Though I will add it's not a sweeping statement. I definitely have my moments, but then they're also awkward. During a comedy, I'll laugh at a subtlety or just some off-humor, and be the only one laughing at times. But the punchline from the setup isn't usually laugh out loud for me. I still find it funny, but it's the surprise humor, I guess, is what gets me to laugh like a maniac at times.



Moxi said:


> I don't yell at the TV but I almost cried once during Futurama. I'm pretty sensitive in general and get very into TV and books.


Lemme guess: the Seymour episode? It's one of the saddest episodes in television history.



Blue Dino said:


> Not really excitement especially at that level. When I was a kid watching a cartoon I am really into, then maybe. Nowadays, I usually only watch a show that I enjoy a lot and move on. That are just time killers and a way for me to unwind at the end of the day. Not really something I crave for in general.

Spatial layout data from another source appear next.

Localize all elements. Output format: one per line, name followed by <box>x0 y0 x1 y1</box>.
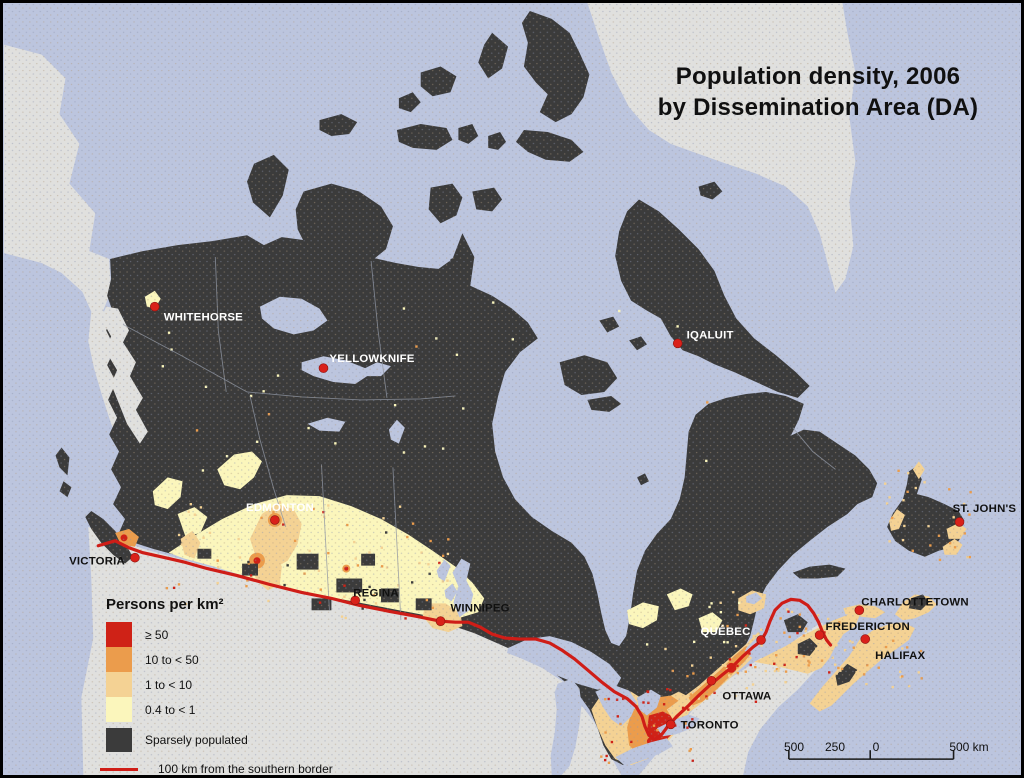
city-dot-victoria <box>130 552 140 563</box>
legend-sparse-row: Sparsely populated <box>106 728 333 752</box>
city-label-toronto: TORONTO <box>681 719 739 731</box>
city-label-regina: REGINA <box>353 587 399 599</box>
city-dot-fredericton <box>814 630 825 640</box>
city-dot-winnipeg <box>435 616 446 626</box>
stipple-texture <box>3 3 1021 775</box>
city-label-halifax: HALIFAX <box>875 650 925 662</box>
city-dot-whitehorse <box>150 301 160 312</box>
city-label-edmonton: EDMONTON <box>246 502 314 514</box>
city-dot-regina <box>350 595 360 606</box>
legend-sparse-label: Sparsely populated <box>145 733 248 747</box>
cities-layer: WHITEHORSE YELLOWKNIFE IQALUIT EDMONTON VICT… <box>69 301 1017 731</box>
legend-class-swatch <box>106 622 132 647</box>
legend-class-swatch <box>106 697 132 722</box>
city-dot-edmonton <box>270 515 280 525</box>
city-dot-st-john-s <box>954 517 965 527</box>
city-dot-yellowknife <box>318 363 329 373</box>
canada-map-canvas: WHITEHORSE YELLOWKNIFE IQALUIT EDMONTON VICT… <box>3 3 1021 775</box>
map-legend: Persons per km² ≥ 50 10 to < 50 1 to < 10 0… <box>100 596 333 776</box>
legend-borderline-row: 100 km from the southern border <box>100 762 333 776</box>
map-title-line2: by Dissemination Area (DA) <box>657 94 979 121</box>
legend-class-row: 1 to < 10 <box>106 672 333 697</box>
city-dot-halifax <box>860 634 871 644</box>
legend-class-label: 0.4 to < 1 <box>145 702 196 717</box>
city-label-ottawa: OTTAWA <box>722 691 771 703</box>
city-dot-qu-bec <box>756 635 766 645</box>
city-label-yellowknife: YELLOWKNIFE <box>329 353 414 365</box>
scale-label: 500 km <box>949 740 989 754</box>
city-dot-charlottetown <box>854 605 865 616</box>
legend-header: Persons per km² <box>106 596 224 613</box>
scale-label: 500 <box>783 740 805 754</box>
sparse-swatch <box>106 728 132 752</box>
city-label-victoria: VICTORIA <box>69 556 125 568</box>
legend-borderline-label: 100 km from the southern border <box>158 762 333 776</box>
legend-class-label: ≥ 50 <box>145 627 169 642</box>
legend-class-label: 1 to < 10 <box>145 677 193 692</box>
legend-class-row: ≥ 50 <box>106 622 333 647</box>
city-dot-toronto <box>666 719 676 730</box>
map-title-line1: Population density, 2006 <box>675 63 961 90</box>
city-label-iqaluit: IQALUIT <box>687 329 734 341</box>
scale-label: 0 <box>872 740 880 754</box>
legend-class-label: 10 to < 50 <box>145 652 199 667</box>
city-label-charlottetown: CHARLOTTETOWN <box>861 596 969 608</box>
legend-class-swatch <box>106 672 132 697</box>
southern-border-100km-line <box>96 539 833 741</box>
legend-class-swatch <box>106 647 132 672</box>
city-label-fredericton: FREDERICTON <box>826 621 910 633</box>
city-label-winnipeg: WINNIPEG <box>450 602 509 614</box>
legend-class-row: 0.4 to < 1 <box>106 697 333 722</box>
city-label-qu-bec: QUÉBEC <box>701 625 751 638</box>
legend-classes: ≥ 50 10 to < 50 1 to < 10 0.4 to < 1 <box>106 622 333 722</box>
city-label-st-john-s: ST. JOHN'S <box>953 503 1017 515</box>
city-dot-iqaluit <box>672 338 683 349</box>
scale-label: 250 <box>824 740 846 754</box>
legend-class-row: 10 to < 50 <box>106 647 333 672</box>
city-label-whitehorse: WHITEHORSE <box>164 312 243 324</box>
city-dot-ottawa <box>706 675 717 686</box>
scale-bar <box>788 750 955 760</box>
border-line-swatch <box>100 767 138 771</box>
map-title: Population density, 2006 by Disseminatio… <box>631 61 1005 123</box>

I can get excited for a show, but not like I used to. I DVR a lot, so I don't think about it too much. I guess Walking Dead doesn't count. I usually watch those the night they broadcast. It's one of the few shows left where I do have a bit of excitement that it's going to be on. Other shows: DVR and whenever I remember to watch them.


----------



## Moxi (Nov 24, 2015)

JustThisGuy said:


> Lemme guess: the Seymour episode? It's one of the saddest episodes in television history.


Mhm. That always hits surprisingly hard for a cartoon.


----------